Empowering Student Callers to Work Remotely

Posted on 03/01/2020

Appalachian State University’s student phonathon program employs 40 callers and supervisors, as well as four interns who work on student philanthropy, social media, stewardship, and special campaigns. Under normal circumstances, their primary role is to call alumni and solicit them for donations to the annual fund. However, during the COVID-19 pandemic, campuses have been closed and students have returned home, making it impossible for student solicitation calls to continue in a way that is compliant with PCI data security standards.

Since many ASU students depend on the income they earn by working in the advancement office, the team has devised a plan to keep their callers and interns productive (and paid) while at home. After being approved by the university, the annual giving team used the school’s online learning platform to create a structured program through which callers can participate in professional development and connect virtually with advancement office staff, fellow callers, and donors. 

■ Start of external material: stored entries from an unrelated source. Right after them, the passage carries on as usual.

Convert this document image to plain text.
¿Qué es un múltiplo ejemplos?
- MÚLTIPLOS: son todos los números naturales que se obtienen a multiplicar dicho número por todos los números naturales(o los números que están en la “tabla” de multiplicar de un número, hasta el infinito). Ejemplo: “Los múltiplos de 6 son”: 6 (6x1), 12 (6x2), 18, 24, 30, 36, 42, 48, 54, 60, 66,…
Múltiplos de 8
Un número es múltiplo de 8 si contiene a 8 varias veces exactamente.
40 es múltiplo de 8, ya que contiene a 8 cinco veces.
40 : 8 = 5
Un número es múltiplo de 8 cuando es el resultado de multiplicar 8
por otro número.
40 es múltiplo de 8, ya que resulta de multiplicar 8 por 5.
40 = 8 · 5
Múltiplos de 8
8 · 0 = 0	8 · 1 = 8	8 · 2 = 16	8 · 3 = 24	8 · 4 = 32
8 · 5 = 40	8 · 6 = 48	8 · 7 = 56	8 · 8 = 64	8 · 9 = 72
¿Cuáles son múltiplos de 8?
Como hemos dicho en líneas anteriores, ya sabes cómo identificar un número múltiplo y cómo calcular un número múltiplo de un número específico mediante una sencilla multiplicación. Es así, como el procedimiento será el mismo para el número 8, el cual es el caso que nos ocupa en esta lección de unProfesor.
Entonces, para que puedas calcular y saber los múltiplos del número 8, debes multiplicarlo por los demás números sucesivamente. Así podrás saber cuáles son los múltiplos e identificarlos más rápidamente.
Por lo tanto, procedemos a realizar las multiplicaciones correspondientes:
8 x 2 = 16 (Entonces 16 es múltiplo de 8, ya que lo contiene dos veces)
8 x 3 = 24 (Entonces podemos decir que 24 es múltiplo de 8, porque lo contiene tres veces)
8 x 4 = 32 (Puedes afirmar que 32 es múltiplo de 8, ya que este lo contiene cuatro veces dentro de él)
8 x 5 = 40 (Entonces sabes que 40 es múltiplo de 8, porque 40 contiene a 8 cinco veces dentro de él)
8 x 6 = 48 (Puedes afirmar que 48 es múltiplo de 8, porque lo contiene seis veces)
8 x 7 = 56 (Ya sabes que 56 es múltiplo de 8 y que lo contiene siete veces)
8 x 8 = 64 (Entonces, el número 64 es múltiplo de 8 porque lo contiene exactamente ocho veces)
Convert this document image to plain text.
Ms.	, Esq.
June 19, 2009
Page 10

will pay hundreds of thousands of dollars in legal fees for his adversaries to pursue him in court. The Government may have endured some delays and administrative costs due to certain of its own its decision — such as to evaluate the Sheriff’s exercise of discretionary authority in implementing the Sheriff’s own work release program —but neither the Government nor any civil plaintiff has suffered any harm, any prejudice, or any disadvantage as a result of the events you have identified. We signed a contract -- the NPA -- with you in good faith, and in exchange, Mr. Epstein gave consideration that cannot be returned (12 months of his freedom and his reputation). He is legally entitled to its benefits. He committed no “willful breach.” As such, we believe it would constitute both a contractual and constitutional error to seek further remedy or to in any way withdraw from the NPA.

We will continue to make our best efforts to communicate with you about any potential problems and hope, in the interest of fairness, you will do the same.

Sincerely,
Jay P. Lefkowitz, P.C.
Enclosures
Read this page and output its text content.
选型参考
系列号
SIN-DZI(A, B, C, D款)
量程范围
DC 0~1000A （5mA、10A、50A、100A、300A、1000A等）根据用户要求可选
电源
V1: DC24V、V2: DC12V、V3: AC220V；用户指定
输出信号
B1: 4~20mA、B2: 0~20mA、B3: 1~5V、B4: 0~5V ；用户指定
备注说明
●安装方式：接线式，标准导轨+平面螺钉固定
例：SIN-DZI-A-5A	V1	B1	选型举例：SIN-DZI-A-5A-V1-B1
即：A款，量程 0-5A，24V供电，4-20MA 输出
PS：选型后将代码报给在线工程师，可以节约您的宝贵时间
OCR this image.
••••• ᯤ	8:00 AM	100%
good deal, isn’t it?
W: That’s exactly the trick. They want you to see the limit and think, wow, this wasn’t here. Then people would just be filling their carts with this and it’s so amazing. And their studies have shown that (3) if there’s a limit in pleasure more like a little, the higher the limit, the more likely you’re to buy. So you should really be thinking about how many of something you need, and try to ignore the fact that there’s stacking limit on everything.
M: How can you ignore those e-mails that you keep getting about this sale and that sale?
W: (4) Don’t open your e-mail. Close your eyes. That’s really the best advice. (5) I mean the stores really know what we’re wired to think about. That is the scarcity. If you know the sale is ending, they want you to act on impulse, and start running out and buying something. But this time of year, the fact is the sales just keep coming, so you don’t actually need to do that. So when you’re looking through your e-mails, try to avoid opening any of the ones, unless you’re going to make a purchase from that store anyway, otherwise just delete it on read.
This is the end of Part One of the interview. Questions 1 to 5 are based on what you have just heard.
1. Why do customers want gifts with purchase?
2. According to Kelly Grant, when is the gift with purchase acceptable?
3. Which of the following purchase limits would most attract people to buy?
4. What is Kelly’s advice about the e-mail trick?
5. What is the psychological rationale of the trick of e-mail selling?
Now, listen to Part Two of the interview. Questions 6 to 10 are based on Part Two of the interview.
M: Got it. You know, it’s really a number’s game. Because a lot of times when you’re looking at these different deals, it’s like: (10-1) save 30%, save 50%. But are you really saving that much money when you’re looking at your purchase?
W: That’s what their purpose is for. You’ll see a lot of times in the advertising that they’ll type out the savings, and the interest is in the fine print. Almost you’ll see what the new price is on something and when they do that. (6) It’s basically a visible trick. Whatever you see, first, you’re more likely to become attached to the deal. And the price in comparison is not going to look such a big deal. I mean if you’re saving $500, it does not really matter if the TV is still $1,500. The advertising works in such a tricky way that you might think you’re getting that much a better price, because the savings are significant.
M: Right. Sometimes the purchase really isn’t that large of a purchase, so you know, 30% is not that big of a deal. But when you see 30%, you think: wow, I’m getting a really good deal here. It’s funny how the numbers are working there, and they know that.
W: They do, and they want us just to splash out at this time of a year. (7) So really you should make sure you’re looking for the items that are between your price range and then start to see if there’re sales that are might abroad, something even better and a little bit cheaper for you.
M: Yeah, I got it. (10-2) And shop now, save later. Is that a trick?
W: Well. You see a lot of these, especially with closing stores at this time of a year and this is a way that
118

Student workers are provided with assignments to do remotely based on their experience level and availability. Much of their work is focused on improving their skills while they are off campus. Callers are asked to read a series of instructional articles from the AGN Library and then draft a brief summary report on what they learned. They are also viewing AGN’s training webinars to help them improve their understanding of fundraising and alumni relations. As part of the university’s AGN Membership, the students have free, unlimited access to over a hundred hours of online training.

In addition to virtual learning opportunities, callers have been asked to participate in mentoring sessions with advancement staff and invited to weekly virtual coffee chats with fellow students so they can stay connected. The team is using this time to get feedback on call center operations, including training, scripting, and other processes related to annual giving. Donor engagement is also an important part of their workload. Students are recording thank you videos to be shared with donors as a stewardship touchpoint.

So far, the program is being viewed as a success, with 88% of the students participating. Thanks to a little creative thinking on the part of the annual giving team, callers are gaining valuable skills while holding onto their jobs and remaining productive during this challenging time.